BAGHDAD: United National Secretary-General Antonio Guterres was in Baghdad on Saturday to mark the end of the political mission set up in 2003 following the US-led invasion of Iraq that toppled Saddam Hussein.
The UN Security Council, at Iraq’s request, voted last year to wind down the mandate of the United Nations Assistance Mission in Iraq (UNAMI), by the end of 2025. The mission was set up to coordinate post-conflict humanitarian and reconstruction efforts and help restore a representative government in the country.
Iraqi caretaker Prime Minister Mohammed Shia Al-Sudani said his country “highly values” the mission’s work in a region “that has suffered for decades from dictatorship, wars, and terrorism.” He said its conclusion showed Iraq had reached a stage of “full self-reliance.”
“Iraq emerged victorious thanks to the sacrifices and courage of its people,” he said in a joint statement with Guterres.
The ending of UNAMI’s mandate “does not signify the end of the partnership between Iraq and the UN,” Sudani said, adding that it represents the beginning of a new chapter of cooperation focused on development and inclusive economic growth.
The prime minister said a street in Baghdad would be named “United Nations Street” in honor of the UN’s work and in recognition of 22 UN staff who were killed in an Aug. 19, 2003, truck bomb attack on the Canal Hotel in Baghdad, which housed the UN headquarters.
Guterres praised “the courage, fortitude and determination of the Iraqi people” and the country’s efforts to restore security and order after years of sectarian violence and the rise of extremist groups, including the Daesh group, in the years after the 2003 invasion.

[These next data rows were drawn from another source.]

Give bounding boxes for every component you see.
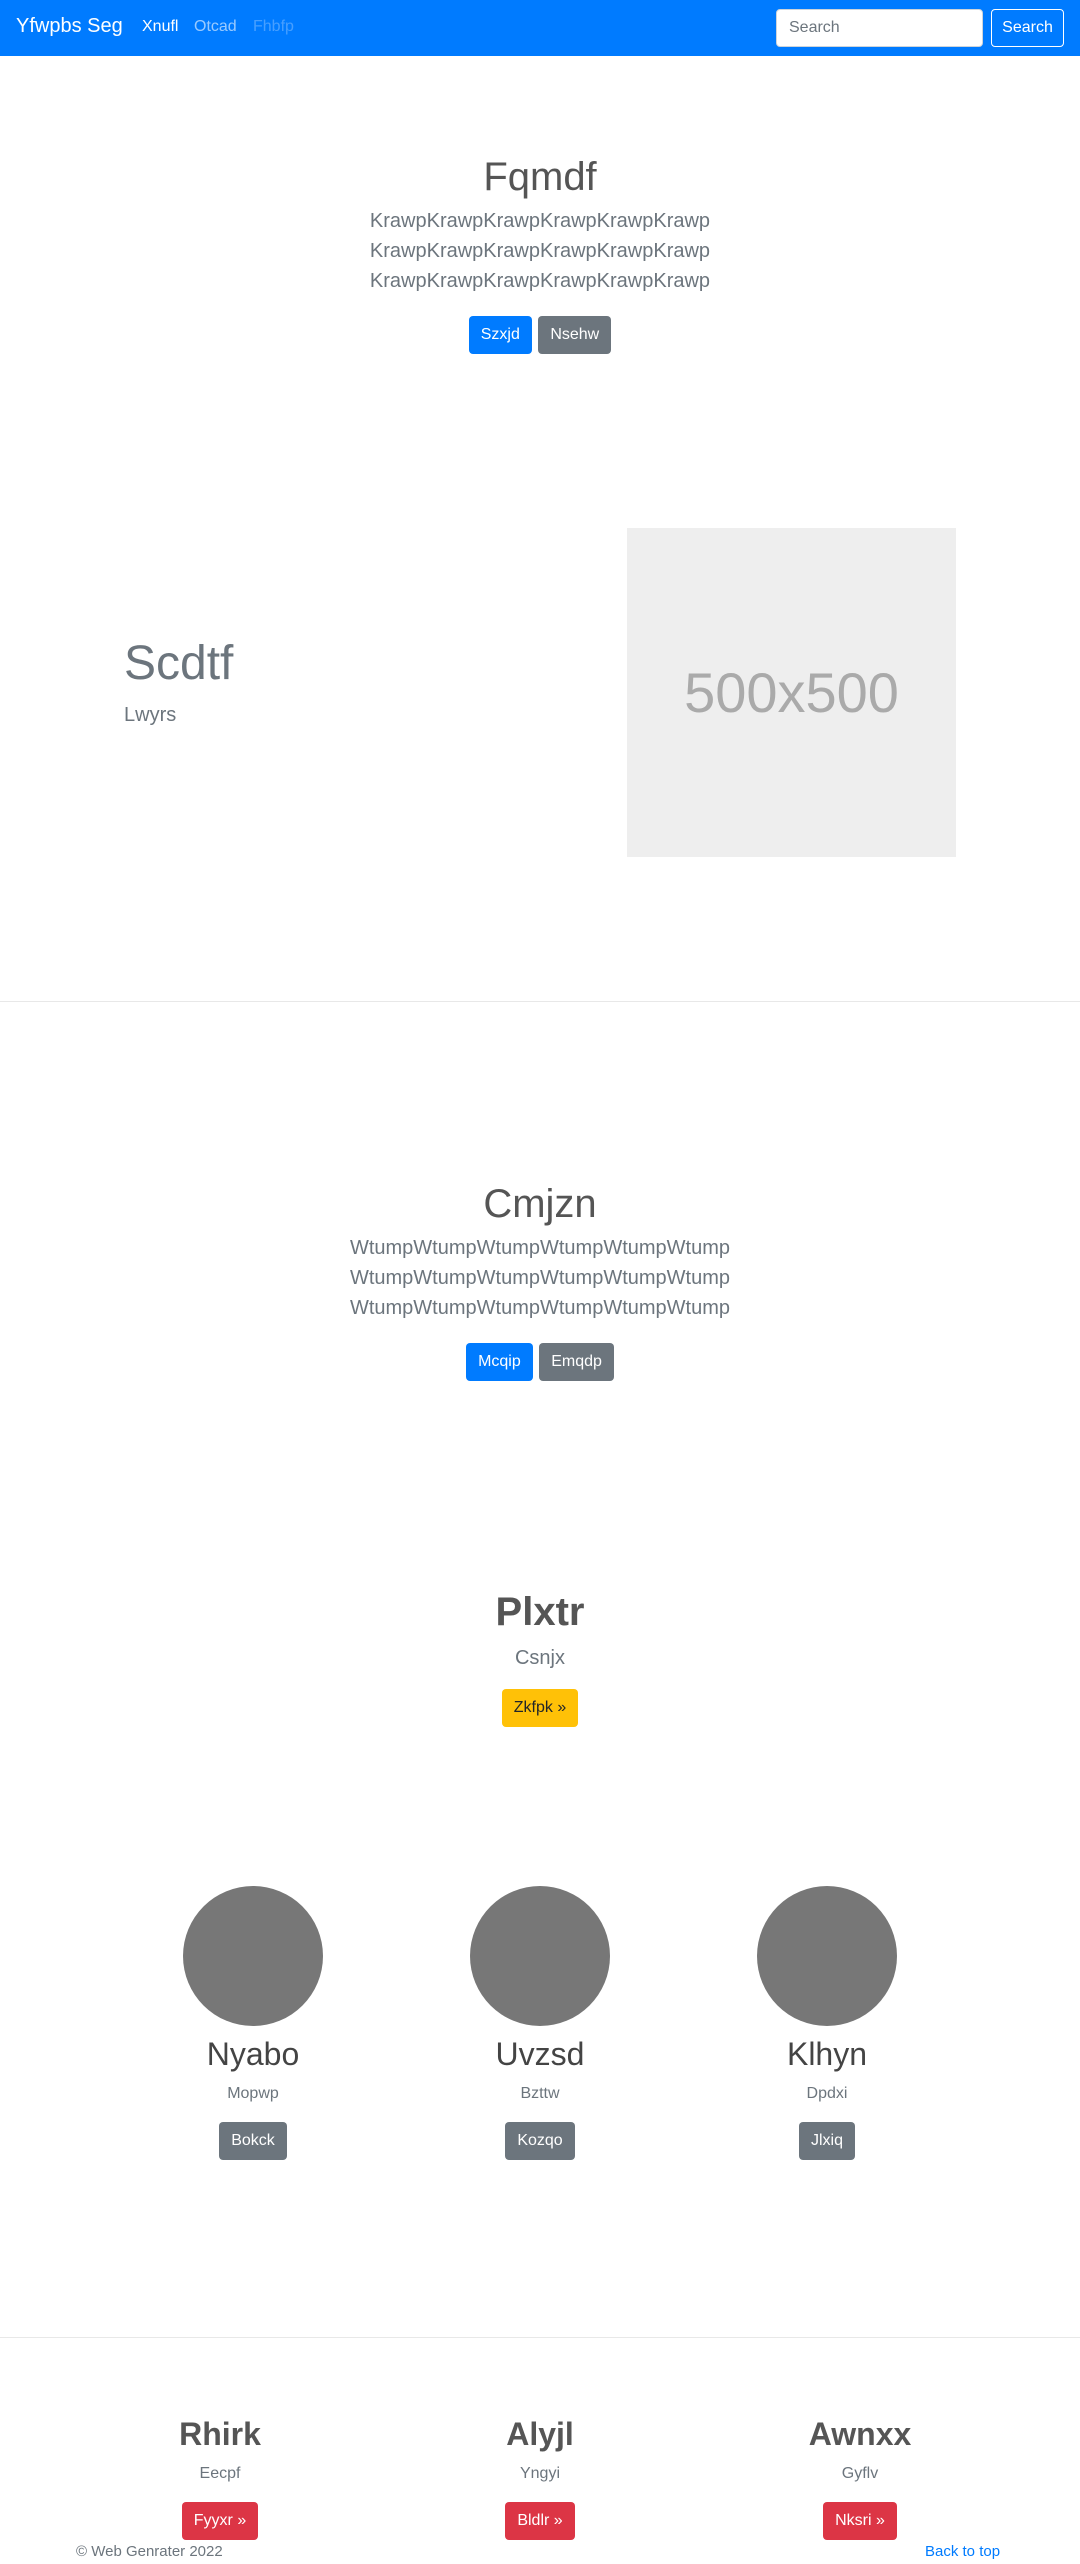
search-button[interactable]: Search [991, 9, 1064, 47]
info-column: Awnxx Gyflv Nksri » [710, 2414, 1010, 2540]
hero-line-1: KrawpKrawpKrawpKrawpKrawpKrawp [369, 210, 711, 232]
nav-link-xnufl[interactable]: Xnufl [142, 18, 178, 36]
team-member: Uvzsd Bzttw Kozqo [390, 1886, 690, 2160]
cta-title: Plxtr [495, 1590, 585, 1634]
cta-subtitle: Csnjx [514, 1647, 565, 1669]
avatar [470, 1886, 610, 2026]
feature-placeholder-image: 500x500 [627, 528, 956, 857]
column-title: Alyjl [506, 2416, 574, 2452]
info-column: Alyjl Yngyi Bldlr » [390, 2414, 690, 2540]
column-title: Awnxx [808, 2416, 912, 2452]
nav-link-otcad[interactable]: Otcad [194, 18, 237, 36]
hero2-secondary-button[interactable]: Emqdp [539, 1343, 614, 1381]
cta-button-wrap: Zkfpk » [0, 1689, 1080, 1727]
hero2-line-3: WtumpWtumpWtumpWtumpWtumpWtump [349, 1297, 731, 1319]
column-subtitle: Gyflv [841, 2465, 879, 2482]
feature-heading: Scdtf [124, 637, 234, 690]
hero2-section: Cmjzn WtumpWtumpWtumpWtumpWtumpWtump Wtu… [0, 1177, 1080, 1381]
hero2-title: Cmjzn [483, 1182, 597, 1226]
hero-section: Fqmdf KrawpKrawpKrawpKrawpKrawpKrawp Kra… [0, 150, 1080, 354]
member-role: Bzttw [520, 2085, 560, 2102]
image-size-label: 500x500 [684, 661, 899, 724]
hero-button-group: Szxjd Nsehw [0, 316, 1080, 354]
column-button[interactable]: Nksri » [823, 2502, 897, 2540]
feature-subheading: Lwyrs [124, 704, 177, 726]
member-name: Nyabo [206, 2036, 300, 2072]
member-role: Dpdxi [806, 2085, 848, 2102]
footer-copyright: © Web Genrater 2022 [76, 2543, 223, 2560]
team-member: Nyabo Mopwp Bokck [103, 1886, 403, 2160]
nav-link-fhbfp-disabled: Fhbfp [253, 18, 294, 35]
brand-link[interactable]: Yfwpbs Seg [16, 15, 123, 38]
hero-primary-button[interactable]: Szxjd [468, 316, 532, 354]
info-column: Rhirk Eecpf Fyyxr » [70, 2414, 370, 2540]
hero2-primary-button[interactable]: Mcqip [466, 1343, 533, 1381]
hero-line-3: KrawpKrawpKrawpKrawpKrawpKrawp [369, 270, 711, 292]
team-member: Klhyn Dpdxi Jlxiq [677, 1886, 977, 2160]
section-divider [0, 2337, 1080, 2338]
back-to-top-link[interactable]: Back to top [925, 2543, 1000, 2560]
cta-button[interactable]: Zkfpk » [501, 1689, 579, 1727]
member-role: Mopwp [227, 2085, 279, 2102]
section-divider [0, 1001, 1080, 1002]
search-input[interactable] [776, 9, 983, 47]
member-name: Uvzsd [495, 2036, 585, 2072]
member-button[interactable]: Kozqo [505, 2122, 575, 2160]
hero-title: Fqmdf [483, 155, 597, 199]
member-button[interactable]: Jlxiq [798, 2122, 855, 2160]
hero-line-2: KrawpKrawpKrawpKrawpKrawpKrawp [369, 240, 711, 262]
column-title: Rhirk [179, 2416, 261, 2452]
cta-section: Plxtr Csnjx Zkfpk » [0, 1585, 1080, 1727]
column-subtitle: Eecpf [199, 2465, 241, 2482]
avatar [757, 1886, 897, 2026]
column-button[interactable]: Bldlr » [505, 2502, 575, 2540]
member-name: Klhyn [786, 2036, 868, 2072]
hero2-line-1: WtumpWtumpWtumpWtumpWtumpWtump [349, 1237, 731, 1259]
hero-secondary-button[interactable]: Nsehw [538, 316, 612, 354]
hero2-line-2: WtumpWtumpWtumpWtumpWtumpWtump [349, 1267, 731, 1289]
navbar: Yfwpbs Seg Xnufl Otcad Fhbfp Search [0, 0, 1080, 56]
column-subtitle: Yngyi [519, 2465, 561, 2482]
hero2-button-group: Mcqip Emqdp [0, 1343, 1080, 1381]
avatar [183, 1886, 323, 2026]
column-button[interactable]: Fyyxr » [181, 2502, 259, 2540]
member-button[interactable]: Bokck [219, 2122, 287, 2160]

“Iraqis have worked to overcome decades of violence, oppression, war, terrorism, sectarianism and foreign interference,” the secretary-general said. “And today’s Iraq is unrecognizable from those times.”
Iraq “is now a normal country, and relations between the UN and Iraq will become normal relations with the end of UNAMI,” Guterres added. He also expressed appreciation for Iraq’s commitment to returning its citizens from the Al-Hol camp, a sprawling tent camp in northeastern Syria housing thousands of people — mostly women and children — with alleged ties to the IS.
Guterres recently recommended former Iraqi President Barham Salih to become the next head of the UN refugee agency, the first nomination from the Middle East in half a century.
Salih’s presidential term, from 2018 to 2022, came in the immediate aftermath of the Daesh group’s rampage across Iraq and the battle to take back the territory seized by the extremist group, including the key northern city of Mosul.
At least 2.2 million Iraqis were displaced as they fled the IS offensive. Many, particularly members of the Yazidi minority from the northern Sinjar district, remain in displacement camps today.